STAFF NEWS & ANALYSIS
The Surveillance State: Its Ramifications and Opponents
By Staff News & Analysis - July 02, 2013

India turns down Snowden asylum request … India said Tuesday that it had refused an asylum request from fugitive US intelligence analyst Edward Snowden, joining Poland in publically rebuffing him as he seeks an exit from a Moscow airport. "Our embassy in Moscow did receive a communication dated 30 June from Mr Edward Snowden. That communication did contain a request for asylum," foreign ministry spokesman Syed Akbaruddin told AFP. "We have carefully examined the request. Following that examination we have concluded that we see no reason to accede to the request," he added. – AFP

Dominant Social Theme: Who wants a traitor?

Free-Market Analysis: Yesterday, we pointed out that the media was considerably more interested in examining the question of US surveillance and its necessity, or lack thereof, than in reviewing the many questions lingering around 9/11.

Today, we bear witness to an object lesson regarding the reality of asylum around the world. As we pointed out long ago, passports and visas have made traveling from one country to another an exercise that demands the approval for the most part of one's home country.

It wasn't always this way. The entire passport and visa program, worldwide, has only been generated in the past half-century or so. It corresponds as well to the rise of the global state with instrumentalities such as the United Nations, International Monetary Fund, World Bank, International Criminal Court, etc.

It is fairly surprising that people still insist that the globalist structure does not exist or has not expanded, for it does so on a regular basis and without formal consultations with the people it's affecting. In this case, its parameters have surely affected Edward Snowden.

Here's more:

Transparency campaign group Wikileaks said Monday that Snowden had submitted asylum requests to 21 nations including India, Russia, China and Brazil as well as his preferred destinations Ecuador and Iceland. The Kremlin announced Tuesday that he had abandoned his bid to stay in Russia after learning of demands from President Putin that he stop leaking intelligence reports.

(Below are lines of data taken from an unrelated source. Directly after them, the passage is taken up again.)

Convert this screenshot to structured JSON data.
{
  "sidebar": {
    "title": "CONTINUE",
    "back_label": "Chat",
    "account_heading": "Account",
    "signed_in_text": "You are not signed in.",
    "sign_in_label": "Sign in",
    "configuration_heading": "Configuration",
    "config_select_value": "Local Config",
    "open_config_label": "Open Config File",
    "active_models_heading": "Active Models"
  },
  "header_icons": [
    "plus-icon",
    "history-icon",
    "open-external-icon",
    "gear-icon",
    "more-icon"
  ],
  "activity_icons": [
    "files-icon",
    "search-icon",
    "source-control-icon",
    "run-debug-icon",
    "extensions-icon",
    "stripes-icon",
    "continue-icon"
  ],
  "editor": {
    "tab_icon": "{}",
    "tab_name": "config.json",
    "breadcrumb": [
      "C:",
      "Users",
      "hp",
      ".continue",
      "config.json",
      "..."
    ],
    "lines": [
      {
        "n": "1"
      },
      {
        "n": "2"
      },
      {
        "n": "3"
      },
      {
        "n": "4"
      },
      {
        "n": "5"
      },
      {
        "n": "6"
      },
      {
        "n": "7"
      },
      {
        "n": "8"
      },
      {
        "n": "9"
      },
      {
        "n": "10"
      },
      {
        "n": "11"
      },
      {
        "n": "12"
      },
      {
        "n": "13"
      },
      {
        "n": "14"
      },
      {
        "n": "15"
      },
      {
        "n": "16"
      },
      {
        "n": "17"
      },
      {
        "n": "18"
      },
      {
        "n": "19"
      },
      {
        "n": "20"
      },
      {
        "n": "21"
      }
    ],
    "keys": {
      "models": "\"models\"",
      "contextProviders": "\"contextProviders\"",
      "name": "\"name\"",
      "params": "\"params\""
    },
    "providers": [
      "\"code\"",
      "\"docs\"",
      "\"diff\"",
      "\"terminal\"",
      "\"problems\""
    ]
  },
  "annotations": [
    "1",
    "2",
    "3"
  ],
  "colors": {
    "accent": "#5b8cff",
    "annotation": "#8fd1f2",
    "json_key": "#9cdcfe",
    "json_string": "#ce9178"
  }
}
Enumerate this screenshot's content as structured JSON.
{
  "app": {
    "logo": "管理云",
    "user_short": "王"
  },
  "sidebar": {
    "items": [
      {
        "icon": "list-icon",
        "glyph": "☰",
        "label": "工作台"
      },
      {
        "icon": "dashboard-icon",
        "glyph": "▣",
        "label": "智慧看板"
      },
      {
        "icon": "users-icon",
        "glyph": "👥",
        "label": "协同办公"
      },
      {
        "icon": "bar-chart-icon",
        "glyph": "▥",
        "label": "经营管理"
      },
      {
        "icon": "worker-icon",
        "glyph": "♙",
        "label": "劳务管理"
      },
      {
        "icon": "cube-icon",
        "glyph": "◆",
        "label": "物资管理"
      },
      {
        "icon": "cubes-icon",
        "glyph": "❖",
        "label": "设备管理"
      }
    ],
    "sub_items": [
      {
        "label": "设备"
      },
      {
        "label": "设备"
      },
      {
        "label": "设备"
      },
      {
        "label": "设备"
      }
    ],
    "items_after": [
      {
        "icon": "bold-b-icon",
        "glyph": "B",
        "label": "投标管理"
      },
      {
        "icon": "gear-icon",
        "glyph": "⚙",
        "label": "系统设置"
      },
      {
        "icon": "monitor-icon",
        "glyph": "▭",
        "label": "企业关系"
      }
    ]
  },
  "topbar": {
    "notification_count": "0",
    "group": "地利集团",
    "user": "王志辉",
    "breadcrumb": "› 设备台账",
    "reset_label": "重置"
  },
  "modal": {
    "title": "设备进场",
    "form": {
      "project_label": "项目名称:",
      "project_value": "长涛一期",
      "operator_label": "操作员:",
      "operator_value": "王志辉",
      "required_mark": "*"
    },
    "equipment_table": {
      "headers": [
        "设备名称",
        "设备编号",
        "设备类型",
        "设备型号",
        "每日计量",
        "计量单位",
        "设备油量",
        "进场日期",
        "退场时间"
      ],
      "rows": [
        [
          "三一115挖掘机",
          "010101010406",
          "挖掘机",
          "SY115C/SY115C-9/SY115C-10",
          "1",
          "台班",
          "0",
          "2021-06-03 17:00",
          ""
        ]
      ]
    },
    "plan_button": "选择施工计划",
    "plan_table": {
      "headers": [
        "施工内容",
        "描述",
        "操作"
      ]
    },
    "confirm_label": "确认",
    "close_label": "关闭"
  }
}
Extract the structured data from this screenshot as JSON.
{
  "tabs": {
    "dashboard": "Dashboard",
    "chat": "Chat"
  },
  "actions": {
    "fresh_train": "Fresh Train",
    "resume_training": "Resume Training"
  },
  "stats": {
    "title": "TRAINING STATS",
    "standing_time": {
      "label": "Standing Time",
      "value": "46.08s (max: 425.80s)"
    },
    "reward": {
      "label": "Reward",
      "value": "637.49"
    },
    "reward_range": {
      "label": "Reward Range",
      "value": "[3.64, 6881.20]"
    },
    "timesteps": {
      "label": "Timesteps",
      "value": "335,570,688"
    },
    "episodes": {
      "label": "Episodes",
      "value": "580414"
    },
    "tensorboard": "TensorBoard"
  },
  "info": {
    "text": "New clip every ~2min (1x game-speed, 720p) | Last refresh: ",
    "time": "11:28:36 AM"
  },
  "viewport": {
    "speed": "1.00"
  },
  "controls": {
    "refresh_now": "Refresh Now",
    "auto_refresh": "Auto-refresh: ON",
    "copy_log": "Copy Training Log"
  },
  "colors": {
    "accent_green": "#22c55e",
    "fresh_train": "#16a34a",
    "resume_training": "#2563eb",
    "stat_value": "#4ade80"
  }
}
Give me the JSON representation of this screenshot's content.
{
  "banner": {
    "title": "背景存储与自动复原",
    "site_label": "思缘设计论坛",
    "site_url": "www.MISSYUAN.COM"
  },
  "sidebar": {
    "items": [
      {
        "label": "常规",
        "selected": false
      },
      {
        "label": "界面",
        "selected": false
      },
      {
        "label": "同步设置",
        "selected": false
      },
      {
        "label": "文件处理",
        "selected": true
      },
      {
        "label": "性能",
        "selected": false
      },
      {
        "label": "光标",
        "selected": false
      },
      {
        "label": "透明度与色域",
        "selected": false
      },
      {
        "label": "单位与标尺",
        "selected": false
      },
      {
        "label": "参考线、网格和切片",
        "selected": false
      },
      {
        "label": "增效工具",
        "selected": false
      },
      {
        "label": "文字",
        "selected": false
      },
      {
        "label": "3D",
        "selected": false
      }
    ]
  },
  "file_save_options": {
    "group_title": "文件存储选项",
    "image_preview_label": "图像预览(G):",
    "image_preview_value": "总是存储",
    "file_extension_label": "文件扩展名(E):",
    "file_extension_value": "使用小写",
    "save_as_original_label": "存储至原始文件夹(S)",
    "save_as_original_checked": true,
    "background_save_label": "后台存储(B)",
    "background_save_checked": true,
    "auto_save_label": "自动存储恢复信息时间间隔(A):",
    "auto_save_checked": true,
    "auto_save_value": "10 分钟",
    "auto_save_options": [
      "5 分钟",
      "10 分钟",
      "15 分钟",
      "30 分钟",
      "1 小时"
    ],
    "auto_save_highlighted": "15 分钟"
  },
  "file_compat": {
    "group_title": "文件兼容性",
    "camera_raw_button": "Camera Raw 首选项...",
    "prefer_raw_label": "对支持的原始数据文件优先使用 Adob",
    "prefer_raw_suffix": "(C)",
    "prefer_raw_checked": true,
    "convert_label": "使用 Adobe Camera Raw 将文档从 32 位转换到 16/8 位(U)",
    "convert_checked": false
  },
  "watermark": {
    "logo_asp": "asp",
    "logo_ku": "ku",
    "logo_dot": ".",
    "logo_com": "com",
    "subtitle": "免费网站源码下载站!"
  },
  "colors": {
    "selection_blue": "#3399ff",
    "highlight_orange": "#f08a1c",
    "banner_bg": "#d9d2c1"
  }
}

Snowden, whose passport has been revoked by the US, has been holed up and in legal limbo in Moscow's Sheremetyevo airport for more than a week trying to find a safe haven. Elsewhere in Asia, a spokeswoman for China's foreign ministry Hua Chunying said Beijing had been "following the developments" but declined to comment further. "I've seen some reports of his petition for political asylum in some countries but I have no information about that," Hua said.

The US wants Snowden, who has leaked information about the National Security Agency's vast Internet and phone surveillance programmes, extradited so he can be put on trial. India, which has moved closer to the United States since signing a landmark nuclear power pact in 2008, has also defended Washington's surveillance programmes.

"Some of the information they got out of their scrutiny, they were able to use it to prevent serious terrorist attacks in several countries," Foreign Minister Salman Khurshid told reporters in Brunei in a broadcast interview.

Foreign Minister Kurshid is certainly defensive about surveillance technology, as India has just announced it is going to implement a full-scale security state throughout that great country and has begun putting various facilities in place.

Around the world, in fact, a curtain of invasive surveillance is descending and those like Snowden who wish to protest – or perhaps are chosen to (voluntarily or not) to provide us with pertinent examples – are increasingly stymied by the broad reach of the modern regulatory state.

The implications are as unfortunate as they are deliberate. Today, someone with government power can use the awesome force of the state to reduce or eliminate travel options simply by making a formal accusation. The accusation does not have to be accurate, nor does it even have to be grounded in reality. It simply has to exist.

Once it exists, other states around the world will tend to accept the accusation as legitimate. And thus, willy-nilly, we live in a world more Napoleonic than not, where innocence rather than guilt must be established.

The race to the bottom has commenced, as what stops a terrible dictator from pursuing his enemies to the ends of the Earth? The current passport/visa system has tremendously empowered even the worst of leaders, for state officials are more apt to cooperate than not when it comes to extradition – recalling that they wish the same courtesies extended to them.

On the other hand, we would imagine there may be considerable pushback generated sooner or later by the melding of the security state with the regulatory state. Many countries around the world are currently in turmoil – experiencing protests for a variety of reasons – and as we have long pointed out, anticipating democratic pushback is not the same as controlling it.

Snowden's story may seem an object lesson currently, and perhaps we are to view it that way, but the Internet Reformation is providing significant counter-trends as well.

After Thoughts

High-information consumers will want to monitor both trends and counter-trends … and take appropriate action.